Obsidian-specific initialization. Detects vault, proposes corpus mapping, generates _rtfm/ navigation. See [[docs/obsidian-vault-guide|Obsidian Guide]].

rtfm/plugin/vault_output.py_rtfm/ generation

Generates Obsidian-native .md files: index, graph, corpus pages, recent. Uses wikilinks, YAML frontmatter, Mermaid diagrams, callouts.
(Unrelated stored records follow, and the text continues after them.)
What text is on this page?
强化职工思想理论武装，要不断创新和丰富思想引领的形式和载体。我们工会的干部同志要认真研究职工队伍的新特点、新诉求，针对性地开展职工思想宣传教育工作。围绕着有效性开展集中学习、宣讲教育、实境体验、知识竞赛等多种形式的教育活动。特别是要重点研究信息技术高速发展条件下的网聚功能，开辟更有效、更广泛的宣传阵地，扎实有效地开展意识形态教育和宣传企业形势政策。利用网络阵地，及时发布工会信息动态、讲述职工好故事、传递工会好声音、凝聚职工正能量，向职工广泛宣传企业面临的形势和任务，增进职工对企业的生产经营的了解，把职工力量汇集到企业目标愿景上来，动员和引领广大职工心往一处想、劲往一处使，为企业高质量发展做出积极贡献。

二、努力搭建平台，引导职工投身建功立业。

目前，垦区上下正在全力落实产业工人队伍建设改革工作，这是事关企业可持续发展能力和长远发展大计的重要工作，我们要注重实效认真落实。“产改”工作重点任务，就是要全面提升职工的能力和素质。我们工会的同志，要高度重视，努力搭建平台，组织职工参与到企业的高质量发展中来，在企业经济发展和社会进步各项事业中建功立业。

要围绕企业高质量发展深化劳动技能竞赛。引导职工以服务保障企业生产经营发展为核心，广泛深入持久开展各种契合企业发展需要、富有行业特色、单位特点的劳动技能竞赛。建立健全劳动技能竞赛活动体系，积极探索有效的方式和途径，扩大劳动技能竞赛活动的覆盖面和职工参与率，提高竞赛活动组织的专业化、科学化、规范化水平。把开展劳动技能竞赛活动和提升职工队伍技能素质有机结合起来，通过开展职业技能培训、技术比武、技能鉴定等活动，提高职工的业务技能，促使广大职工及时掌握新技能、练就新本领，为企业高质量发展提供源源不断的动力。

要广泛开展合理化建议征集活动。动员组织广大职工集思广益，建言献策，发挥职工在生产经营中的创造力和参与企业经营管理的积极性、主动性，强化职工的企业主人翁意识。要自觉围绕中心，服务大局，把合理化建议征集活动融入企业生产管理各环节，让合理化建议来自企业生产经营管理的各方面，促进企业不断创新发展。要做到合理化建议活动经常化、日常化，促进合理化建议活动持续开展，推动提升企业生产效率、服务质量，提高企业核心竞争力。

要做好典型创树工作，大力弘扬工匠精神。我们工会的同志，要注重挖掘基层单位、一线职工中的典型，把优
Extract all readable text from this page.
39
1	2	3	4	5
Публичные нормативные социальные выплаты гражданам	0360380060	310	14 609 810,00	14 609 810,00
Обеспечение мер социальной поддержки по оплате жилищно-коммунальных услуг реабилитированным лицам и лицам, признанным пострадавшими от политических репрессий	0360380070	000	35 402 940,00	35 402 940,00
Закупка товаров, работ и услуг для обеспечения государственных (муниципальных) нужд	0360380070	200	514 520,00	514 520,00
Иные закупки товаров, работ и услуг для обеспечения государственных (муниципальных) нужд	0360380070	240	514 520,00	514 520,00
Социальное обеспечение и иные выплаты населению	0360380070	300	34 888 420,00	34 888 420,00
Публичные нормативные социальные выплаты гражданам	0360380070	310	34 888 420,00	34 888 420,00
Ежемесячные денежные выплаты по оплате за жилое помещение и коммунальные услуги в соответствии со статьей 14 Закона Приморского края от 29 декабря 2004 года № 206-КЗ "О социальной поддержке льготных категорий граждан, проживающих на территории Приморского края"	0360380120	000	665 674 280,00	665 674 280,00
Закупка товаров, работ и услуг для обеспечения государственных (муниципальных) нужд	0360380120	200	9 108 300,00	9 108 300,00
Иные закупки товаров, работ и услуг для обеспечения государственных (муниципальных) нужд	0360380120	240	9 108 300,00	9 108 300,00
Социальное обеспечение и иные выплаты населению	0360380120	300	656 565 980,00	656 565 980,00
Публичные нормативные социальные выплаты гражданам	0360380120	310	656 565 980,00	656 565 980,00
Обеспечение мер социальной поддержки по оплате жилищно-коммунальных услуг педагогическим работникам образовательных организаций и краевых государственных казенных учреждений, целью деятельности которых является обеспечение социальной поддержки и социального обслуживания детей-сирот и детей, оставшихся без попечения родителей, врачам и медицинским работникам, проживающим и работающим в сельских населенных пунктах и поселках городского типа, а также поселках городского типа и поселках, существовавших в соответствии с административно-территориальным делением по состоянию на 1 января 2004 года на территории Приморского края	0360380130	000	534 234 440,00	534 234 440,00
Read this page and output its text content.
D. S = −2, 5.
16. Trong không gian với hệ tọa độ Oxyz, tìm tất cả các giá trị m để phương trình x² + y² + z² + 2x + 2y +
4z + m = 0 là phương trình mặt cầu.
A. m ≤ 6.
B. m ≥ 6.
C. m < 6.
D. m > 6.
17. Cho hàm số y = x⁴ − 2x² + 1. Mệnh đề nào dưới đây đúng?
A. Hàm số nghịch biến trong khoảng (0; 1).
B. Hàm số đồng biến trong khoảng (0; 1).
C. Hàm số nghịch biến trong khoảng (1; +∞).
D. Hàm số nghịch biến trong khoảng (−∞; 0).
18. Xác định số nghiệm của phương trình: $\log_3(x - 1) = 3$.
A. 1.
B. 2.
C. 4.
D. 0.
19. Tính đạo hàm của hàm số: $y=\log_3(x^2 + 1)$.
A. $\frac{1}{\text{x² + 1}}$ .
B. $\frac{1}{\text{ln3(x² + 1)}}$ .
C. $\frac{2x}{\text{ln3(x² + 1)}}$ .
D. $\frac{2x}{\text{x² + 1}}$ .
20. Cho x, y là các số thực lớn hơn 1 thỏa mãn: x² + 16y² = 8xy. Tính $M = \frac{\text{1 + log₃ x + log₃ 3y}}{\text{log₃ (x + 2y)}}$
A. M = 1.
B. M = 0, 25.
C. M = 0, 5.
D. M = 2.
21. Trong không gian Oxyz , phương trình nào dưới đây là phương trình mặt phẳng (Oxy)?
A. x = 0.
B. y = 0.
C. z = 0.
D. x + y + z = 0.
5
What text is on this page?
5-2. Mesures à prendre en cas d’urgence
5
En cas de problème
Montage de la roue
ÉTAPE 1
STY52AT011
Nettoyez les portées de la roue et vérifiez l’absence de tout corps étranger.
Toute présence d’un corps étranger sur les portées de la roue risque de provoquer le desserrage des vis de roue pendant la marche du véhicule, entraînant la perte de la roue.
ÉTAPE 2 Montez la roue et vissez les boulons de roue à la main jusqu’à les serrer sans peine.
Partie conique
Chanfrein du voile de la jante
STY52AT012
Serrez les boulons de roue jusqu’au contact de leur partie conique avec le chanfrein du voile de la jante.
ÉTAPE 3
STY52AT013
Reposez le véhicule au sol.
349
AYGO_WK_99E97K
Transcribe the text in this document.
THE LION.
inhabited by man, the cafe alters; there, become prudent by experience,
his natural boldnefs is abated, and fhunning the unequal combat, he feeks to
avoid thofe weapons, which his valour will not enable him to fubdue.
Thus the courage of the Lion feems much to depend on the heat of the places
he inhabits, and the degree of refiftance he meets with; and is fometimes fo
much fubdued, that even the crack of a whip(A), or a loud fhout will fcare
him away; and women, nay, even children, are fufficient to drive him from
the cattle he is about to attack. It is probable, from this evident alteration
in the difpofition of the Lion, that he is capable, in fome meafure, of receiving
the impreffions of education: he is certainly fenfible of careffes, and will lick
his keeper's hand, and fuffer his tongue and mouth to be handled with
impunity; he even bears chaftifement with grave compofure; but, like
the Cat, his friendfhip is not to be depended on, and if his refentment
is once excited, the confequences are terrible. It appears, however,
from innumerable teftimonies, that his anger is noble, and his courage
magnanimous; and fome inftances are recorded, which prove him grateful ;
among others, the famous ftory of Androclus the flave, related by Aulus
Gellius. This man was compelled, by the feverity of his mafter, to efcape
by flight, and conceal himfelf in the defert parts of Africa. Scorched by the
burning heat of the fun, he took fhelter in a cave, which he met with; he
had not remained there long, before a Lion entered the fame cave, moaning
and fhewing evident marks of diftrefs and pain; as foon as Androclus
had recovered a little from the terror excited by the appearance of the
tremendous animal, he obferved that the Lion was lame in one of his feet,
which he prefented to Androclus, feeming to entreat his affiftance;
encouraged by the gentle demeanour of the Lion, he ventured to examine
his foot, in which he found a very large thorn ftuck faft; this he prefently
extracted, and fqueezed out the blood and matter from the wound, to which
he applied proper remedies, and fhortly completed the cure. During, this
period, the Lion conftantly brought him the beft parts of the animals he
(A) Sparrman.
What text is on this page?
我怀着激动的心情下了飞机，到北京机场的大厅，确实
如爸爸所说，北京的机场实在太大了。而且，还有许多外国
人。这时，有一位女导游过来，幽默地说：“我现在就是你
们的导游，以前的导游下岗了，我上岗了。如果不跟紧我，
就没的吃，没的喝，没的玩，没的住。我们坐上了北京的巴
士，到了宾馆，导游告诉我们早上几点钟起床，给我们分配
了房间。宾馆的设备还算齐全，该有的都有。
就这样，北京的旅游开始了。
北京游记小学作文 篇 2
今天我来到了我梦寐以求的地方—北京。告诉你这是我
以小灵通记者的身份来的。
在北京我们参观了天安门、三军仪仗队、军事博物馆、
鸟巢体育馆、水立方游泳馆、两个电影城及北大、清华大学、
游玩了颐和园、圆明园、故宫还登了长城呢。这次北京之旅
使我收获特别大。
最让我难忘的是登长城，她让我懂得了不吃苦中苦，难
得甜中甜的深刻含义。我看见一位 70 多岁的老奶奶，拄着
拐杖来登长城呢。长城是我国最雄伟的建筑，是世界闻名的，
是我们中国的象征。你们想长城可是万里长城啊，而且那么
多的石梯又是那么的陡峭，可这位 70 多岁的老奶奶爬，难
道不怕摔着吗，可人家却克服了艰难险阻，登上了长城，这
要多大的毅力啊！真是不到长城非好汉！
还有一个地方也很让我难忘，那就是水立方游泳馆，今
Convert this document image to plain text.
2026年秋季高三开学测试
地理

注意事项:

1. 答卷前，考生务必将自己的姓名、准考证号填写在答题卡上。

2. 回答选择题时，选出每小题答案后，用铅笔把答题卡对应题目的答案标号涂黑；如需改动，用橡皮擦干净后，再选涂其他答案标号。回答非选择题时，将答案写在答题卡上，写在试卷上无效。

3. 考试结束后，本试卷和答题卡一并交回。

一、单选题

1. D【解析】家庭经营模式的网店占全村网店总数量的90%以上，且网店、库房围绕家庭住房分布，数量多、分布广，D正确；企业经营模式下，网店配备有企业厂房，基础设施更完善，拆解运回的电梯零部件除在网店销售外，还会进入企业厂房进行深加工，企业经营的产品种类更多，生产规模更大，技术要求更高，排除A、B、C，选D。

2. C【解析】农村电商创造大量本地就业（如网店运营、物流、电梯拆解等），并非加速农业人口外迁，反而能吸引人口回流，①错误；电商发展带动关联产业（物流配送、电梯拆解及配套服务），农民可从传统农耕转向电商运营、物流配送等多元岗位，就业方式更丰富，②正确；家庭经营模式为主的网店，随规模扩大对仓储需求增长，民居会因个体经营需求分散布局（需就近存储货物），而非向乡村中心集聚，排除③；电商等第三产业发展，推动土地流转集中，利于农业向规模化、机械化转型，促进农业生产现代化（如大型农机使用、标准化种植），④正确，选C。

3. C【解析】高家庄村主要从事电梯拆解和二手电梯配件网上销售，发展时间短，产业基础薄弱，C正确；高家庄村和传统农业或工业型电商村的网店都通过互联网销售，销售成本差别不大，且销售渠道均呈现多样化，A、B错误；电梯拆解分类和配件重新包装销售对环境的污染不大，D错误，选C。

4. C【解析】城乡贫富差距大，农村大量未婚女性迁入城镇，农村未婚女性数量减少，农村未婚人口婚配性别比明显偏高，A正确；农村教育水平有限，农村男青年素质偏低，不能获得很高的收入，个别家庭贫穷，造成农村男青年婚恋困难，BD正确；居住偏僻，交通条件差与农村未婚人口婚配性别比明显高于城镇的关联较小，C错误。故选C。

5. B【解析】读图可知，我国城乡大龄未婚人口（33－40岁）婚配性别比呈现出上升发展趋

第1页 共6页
rtfm/plugin/hooks.py — Auto-sync

Two Claude Code hooks: - UserPromptSubmit → incremental FTS sync (throttled 30s) - Stop → final sync to capture last writes

MCP Server

rtfm/mcp.py — Exposes search, expand, context, sync, discover, graph, history tools. Background embedding generation.

Database Schema

Table Purpose
books Documents (slug, title, filename, corpus, metadata)
chunks Content segments (content, line_start, line_end, tags)
chunks_fts FTS5 virtual table for full-text search
edges Dependency graph (source → target, relation_type)
indexed_files Sync tracking (filepath, hash, corpus)
chunk_embeddings Vector embeddings (BLOB)
sync_roots Project roots per corpus
file_versions File snapshots for versioning

Graph System

Edges extracted from: - Python imports (import x, from x import y) - Markdown links ([text](path)) - Obsidian wikilinks ([[target]], [[target|display]]) - LaTeX includes (\input{}, \include{}, \cite{})

Used for: hub detection, orphan detection, centrality-based reranking.